I suffered the dreaded F4 stop error and discovered it was all due to power management.

In the latest install, I have disabled BIOS support for power management on my MSI-7522 mobo (X58 chipset, Core i7-920, 24GB RAM) and selected Performance power profile with no modifications.

System was crashing during the night, always at idle, and research told me a critical thread was being terminated and the system restarted to avoid other unpleasant conditions.

No BIOS PM support, no Windows changes to the performance profile, and the box remained stable for fifteen days. Looks like I found my problem, hope this helps you, too.

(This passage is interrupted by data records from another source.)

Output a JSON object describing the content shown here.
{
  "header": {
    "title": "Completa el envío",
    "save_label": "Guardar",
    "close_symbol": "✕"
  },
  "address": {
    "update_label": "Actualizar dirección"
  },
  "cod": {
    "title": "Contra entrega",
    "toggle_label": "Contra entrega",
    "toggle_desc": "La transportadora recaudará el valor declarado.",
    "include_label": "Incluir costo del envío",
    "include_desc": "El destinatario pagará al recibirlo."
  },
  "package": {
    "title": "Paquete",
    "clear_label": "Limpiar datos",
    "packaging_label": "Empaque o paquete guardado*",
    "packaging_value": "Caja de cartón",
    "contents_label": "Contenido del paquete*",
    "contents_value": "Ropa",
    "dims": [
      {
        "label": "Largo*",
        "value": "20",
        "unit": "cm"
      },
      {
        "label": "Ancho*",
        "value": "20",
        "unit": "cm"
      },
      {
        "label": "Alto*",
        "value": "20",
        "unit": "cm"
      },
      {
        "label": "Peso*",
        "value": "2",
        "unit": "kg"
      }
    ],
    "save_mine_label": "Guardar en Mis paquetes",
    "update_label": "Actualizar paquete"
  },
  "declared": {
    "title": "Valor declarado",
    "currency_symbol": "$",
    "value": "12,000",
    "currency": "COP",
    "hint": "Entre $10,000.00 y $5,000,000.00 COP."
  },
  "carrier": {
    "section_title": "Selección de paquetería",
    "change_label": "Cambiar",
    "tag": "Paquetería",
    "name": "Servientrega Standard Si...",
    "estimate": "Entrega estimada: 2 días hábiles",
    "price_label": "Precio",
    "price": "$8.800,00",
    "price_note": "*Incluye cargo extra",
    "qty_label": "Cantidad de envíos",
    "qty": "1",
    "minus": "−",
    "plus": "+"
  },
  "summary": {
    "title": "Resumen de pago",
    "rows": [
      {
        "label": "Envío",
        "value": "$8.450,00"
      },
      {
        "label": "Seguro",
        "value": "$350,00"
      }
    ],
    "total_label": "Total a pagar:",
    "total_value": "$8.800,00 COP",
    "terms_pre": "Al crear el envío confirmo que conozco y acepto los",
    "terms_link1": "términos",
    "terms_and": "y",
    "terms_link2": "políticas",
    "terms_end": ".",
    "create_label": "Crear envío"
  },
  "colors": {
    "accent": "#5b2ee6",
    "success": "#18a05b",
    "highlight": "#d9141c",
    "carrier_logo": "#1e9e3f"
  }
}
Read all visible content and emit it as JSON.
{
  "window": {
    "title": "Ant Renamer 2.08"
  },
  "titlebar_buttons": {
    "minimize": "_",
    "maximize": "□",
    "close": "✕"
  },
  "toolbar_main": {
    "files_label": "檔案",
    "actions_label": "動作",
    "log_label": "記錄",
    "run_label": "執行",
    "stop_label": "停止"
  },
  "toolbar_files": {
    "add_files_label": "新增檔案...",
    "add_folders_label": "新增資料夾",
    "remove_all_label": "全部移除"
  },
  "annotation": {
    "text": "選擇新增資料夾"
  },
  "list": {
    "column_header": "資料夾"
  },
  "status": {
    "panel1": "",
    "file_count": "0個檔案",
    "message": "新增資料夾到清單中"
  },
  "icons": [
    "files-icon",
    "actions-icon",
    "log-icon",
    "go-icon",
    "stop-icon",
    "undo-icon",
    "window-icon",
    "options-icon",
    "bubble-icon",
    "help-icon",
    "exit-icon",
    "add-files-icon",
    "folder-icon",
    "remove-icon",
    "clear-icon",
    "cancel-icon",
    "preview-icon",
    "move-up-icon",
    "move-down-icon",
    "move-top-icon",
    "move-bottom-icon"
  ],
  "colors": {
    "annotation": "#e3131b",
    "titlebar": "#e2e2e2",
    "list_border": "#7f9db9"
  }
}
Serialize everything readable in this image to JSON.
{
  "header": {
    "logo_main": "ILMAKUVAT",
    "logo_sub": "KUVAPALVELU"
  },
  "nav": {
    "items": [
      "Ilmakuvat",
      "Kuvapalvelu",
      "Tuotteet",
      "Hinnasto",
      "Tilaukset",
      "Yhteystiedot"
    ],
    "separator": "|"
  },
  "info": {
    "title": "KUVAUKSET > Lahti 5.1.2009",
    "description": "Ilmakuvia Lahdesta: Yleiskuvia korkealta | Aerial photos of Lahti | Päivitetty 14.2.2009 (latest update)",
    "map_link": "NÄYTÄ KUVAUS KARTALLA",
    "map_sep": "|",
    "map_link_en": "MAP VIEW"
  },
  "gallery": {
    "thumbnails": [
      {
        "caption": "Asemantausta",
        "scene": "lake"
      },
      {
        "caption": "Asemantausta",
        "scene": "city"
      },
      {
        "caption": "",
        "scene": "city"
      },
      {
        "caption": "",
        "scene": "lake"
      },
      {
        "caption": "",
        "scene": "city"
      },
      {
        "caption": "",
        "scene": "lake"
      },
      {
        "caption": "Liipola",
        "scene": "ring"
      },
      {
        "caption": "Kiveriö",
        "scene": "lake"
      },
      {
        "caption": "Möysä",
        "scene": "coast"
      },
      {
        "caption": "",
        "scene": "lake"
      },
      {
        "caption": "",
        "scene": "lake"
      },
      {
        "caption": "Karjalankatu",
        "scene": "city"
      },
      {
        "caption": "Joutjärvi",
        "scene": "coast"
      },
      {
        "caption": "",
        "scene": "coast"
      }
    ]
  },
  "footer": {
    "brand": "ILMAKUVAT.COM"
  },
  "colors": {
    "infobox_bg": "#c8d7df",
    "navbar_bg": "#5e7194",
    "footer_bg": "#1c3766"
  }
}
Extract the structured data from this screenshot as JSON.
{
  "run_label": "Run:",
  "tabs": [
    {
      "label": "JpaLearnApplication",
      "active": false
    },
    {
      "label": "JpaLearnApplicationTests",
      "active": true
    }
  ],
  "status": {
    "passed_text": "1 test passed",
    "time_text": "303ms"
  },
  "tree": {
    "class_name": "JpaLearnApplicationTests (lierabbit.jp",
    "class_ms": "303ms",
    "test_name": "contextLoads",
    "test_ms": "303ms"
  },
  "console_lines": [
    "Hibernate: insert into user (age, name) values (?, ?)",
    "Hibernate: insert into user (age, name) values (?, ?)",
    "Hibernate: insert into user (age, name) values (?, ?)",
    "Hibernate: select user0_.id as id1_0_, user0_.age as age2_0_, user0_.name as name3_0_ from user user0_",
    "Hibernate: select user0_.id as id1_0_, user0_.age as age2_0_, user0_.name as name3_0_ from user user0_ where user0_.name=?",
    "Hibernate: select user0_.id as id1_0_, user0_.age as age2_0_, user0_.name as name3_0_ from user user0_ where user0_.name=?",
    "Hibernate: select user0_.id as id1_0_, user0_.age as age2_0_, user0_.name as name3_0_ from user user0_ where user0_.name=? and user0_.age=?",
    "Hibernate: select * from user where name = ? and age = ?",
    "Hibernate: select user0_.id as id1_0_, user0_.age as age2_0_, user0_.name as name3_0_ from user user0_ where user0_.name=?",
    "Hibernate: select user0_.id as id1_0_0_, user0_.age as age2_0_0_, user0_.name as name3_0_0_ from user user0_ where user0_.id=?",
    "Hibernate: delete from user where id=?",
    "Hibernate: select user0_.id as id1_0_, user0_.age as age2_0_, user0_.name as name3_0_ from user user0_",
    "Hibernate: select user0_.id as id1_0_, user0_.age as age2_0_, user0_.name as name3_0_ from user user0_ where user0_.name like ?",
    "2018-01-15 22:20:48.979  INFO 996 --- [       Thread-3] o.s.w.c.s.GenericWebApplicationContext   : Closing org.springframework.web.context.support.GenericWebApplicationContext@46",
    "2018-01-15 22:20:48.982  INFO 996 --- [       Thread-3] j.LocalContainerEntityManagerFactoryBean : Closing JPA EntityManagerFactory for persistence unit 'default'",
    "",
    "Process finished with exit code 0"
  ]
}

  • How can I turn off power management at BIOS? I have looked around at my BIOS but didn't find any of these options. Also, I don't want to change the profile to performance because CPU minimum load is 100% and thus it's working in full load all the time. – Chris Oct 5 '11 at 22:37
  • CE states and stepping are the power mananagement items in the bios, the new boards really work well with theses things, especially stepping is working good even OCed. plus any standby states, how far it can go down on standby S1 S3 not sure if you have them. at the Overclock site, they select only specific CE states for some reason. – Psycogeek Oct 5 '11 at 23:09

BSOD issues come in many shapes and forms and have been covered here, I suggest checking other questions and answers on SuperUser.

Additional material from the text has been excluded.